A second theta burst train expands the pool of F-actin-enriched spines. (A) Fluorescent phalloidin labeling in CA1 stratum radiatum following control stimulation (CON) (three test pulses per min) or TBS2 (reverse contrast). (Scale bar = 10 μm). (B) Counts of densely phalloidin-positive spines in slices collected 15 or 75 min after TBS1 (gray bars) or 15 min after TBS2 delayed by 60 min (black bar). (C) Traces show responses to two successive bursts separated by 200 ms (red for second response) delivered in the presence or absence of AMPA receptor modulator CX614. (D) Counts of TBS1-induced phalloidin labeling for vehicle (gray) and CX614-treated (blue) slices. (E) Pretreatment with CX614 (blue line) caused an ∼70% increase in the magnitude of LTP induced by TBS1; this was accompanied by a loss of TBS2–induced potentiation. (***P < 0.001; **P < 0.01.)

Fig. 3.

Induction of single spine enlargement (SSE) in acute hippocampal slices. (A) All targeted spines from young and adult eGFP-expressing (47) mice showed significant enlargement following SSGU (arrow).
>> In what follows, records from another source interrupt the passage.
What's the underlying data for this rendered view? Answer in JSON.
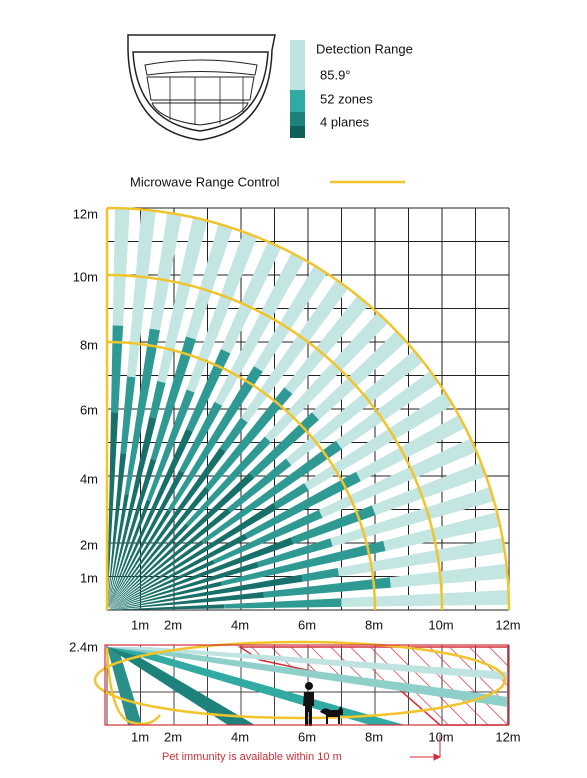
{
  "legend": {
    "title": "Detection Range",
    "items": [
      "85.9°",
      "52 zones",
      "4 planes"
    ]
  },
  "microwave_label": "Microwave Range Control",
  "top_view": {
    "y_labels": [
      "12m",
      "10m",
      "8m",
      "6m",
      "4m",
      "2m",
      "1m"
    ],
    "x_labels": [
      "1m",
      "2m",
      "4m",
      "6m",
      "8m",
      "10m",
      "12m"
    ]
  },
  "side_view": {
    "height_label": "2.4m",
    "x_labels": [
      "1m",
      "2m",
      "4m",
      "6m",
      "8m",
      "10m",
      "12m"
    ],
    "note": "Pet immunity is available within 10 m"
  }
}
Neighboring (nontargeted) spine volumes were stable for the entire experiment [young: F(_1,27) = 12.6; P = 0.001 (n = 23 targeted, n = 5 neighboring); adult: F(_1,32) = 6.8; P = 0.014 (n = 28 targeted, n = 5 neighboring)]. (Scale bar, 1 μm.) (B) Comparison of enlarged spine volumes at 2 and 45 min after uncaging. Spines were persistently enlarged relative to their preuncaging baseline in young (n = 19) and adult (n = 12) spines (P < 0.01; one-sample t test). The magnitude of enlargement between groups was not different at either time point. (C) Single spine enlargement occurs at a higher frequency in slices from younger animals (young: 19 spines enlarged out of 23 targeted spines; adult: 12 spines enlarged out of 28 targeted spines; P < 0.005; Fisher exact test). (D) Relative volumes were compared for young (n = 23) and adult (n = 28) spine populations by taking the spine head-to-shaft intensity for each targeted spine at the indicated time points and expressing this value relative to that obtained immediately preceding SSGU (P > 0.05). (E) Left, After initial induction, a second SSGU applied 60 min later does not produce additional enlargement (P > 0.05, paired t test; n = 12). Right, As a control, SSGU was performed following a 60-min delay. Error bars are SEMs.

Fig. 4.

Spine actin polymerization after TBS2 occurs on the same dendritic segments as after TBS1. (A) 3D reconstructions of GFP-labeled dendrites (47) (green) show the localization of phalloidin-labeled F-actin aggregates (red) after TBS1. (B) Left, Percentage of all spines that were phalloidin-positive after TBS1 alone or after TBS2 applied 60 min after TBS1 (*P < 0.05). Right, Percentage of 5-μm dendritic segments that contained two or more phalloidin-positive spines was greater after TBS2 than after TBS1 (**P < 0.005). (C) Frequency distribution for dendritic segments containing zero to six labeled spines after TBS1 or TBS2; after TBS2, more of the labeling occurred in clusters. (D) Left, Brefeldin A had no effect on LTP induced by TBS1. Right, Brefeldin applied after TBS1 caused LTP1 to decay to baseline and completely blocked induction of LTP2.